Something That Happened 1
Their story begins on a morning in August. It is the first day of first grade—the perfect time for a beginning.
He is six years old and she prides herself on being six and a half. She's bigger than he is, but that doesn't stop him from pushing out his arms and knocking her into the sandbox (because she's a girl, and boys are way better than girls). There's a tiny scratch on her knee and her once pristine, white dress is no longer so.
This is their first encounter (of many).
She does not cry, but instead kicks him in the shin with her expensive polished shoes, mutters an "I hate you," and runs off to find her friends.
He finds her intriguing. And while all the other boys think that girls have cooties, he is beginning to realize that girls may not be as bad as they make them out to be.
So every day, he trips her or pushes her down. And every day she kicks him, but never cries or tells the teacher. And eventually he trips her just so he can help her up because (even though everyone else thinks it's gross) he likes the feel of her hand in his.

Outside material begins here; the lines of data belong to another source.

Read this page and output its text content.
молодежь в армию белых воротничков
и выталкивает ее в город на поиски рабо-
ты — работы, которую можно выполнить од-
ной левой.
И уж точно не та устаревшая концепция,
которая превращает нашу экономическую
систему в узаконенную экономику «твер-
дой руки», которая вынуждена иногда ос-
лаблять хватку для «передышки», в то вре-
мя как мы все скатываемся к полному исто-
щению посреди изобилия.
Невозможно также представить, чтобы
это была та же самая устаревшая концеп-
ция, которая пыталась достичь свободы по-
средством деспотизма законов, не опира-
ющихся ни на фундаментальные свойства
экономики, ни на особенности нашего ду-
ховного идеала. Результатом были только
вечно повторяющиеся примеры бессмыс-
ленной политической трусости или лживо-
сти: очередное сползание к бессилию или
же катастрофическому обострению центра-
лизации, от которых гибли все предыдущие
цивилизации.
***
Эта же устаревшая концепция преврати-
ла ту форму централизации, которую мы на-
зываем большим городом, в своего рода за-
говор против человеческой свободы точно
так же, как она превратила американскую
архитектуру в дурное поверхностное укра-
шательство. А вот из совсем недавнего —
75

When she starts to smile at him from across the classroom, he can no longer concentrate on his work. This day he doesn't bother tripping her to try to hold her hand.
They talk and slowly become best friends. She kisses him on the cheek
and he tries to kiss her lips. She giggles and turns away because she knows that her daddy wouldn't like that.
She finds out that he's Jewish and makes it a point not to tell her daddy because she really likes him and she doesn't want to risk losing what they have. But by now she's six (and three quarters) and secrets spill like milk from the innocent little girl and the next thing she knows, her daddy is suggesting she not play with her best friend anymore (she hears him tell her mommy that he's a bad influence on her). By six (and three quarters), she is well aware that daddy's suggestions are actually orders.
Reluctantly, she begins to ignore her best friend. He tries to hide his sadness, but by this point, she knows him too well. The easiest way to forget about their friendship is to start kicking him again. So he trips her every day and she kicks him in the shin.
Soon, she's befriended two girls she knows from her church (although they only come on select holidays), and he has found a dopey-looking friend who looks like a tree compared to the rest of their grade.
They drift apart and she pretends that she never really cared about him and he does the same.
Puck and Quinn never did make sense anyway.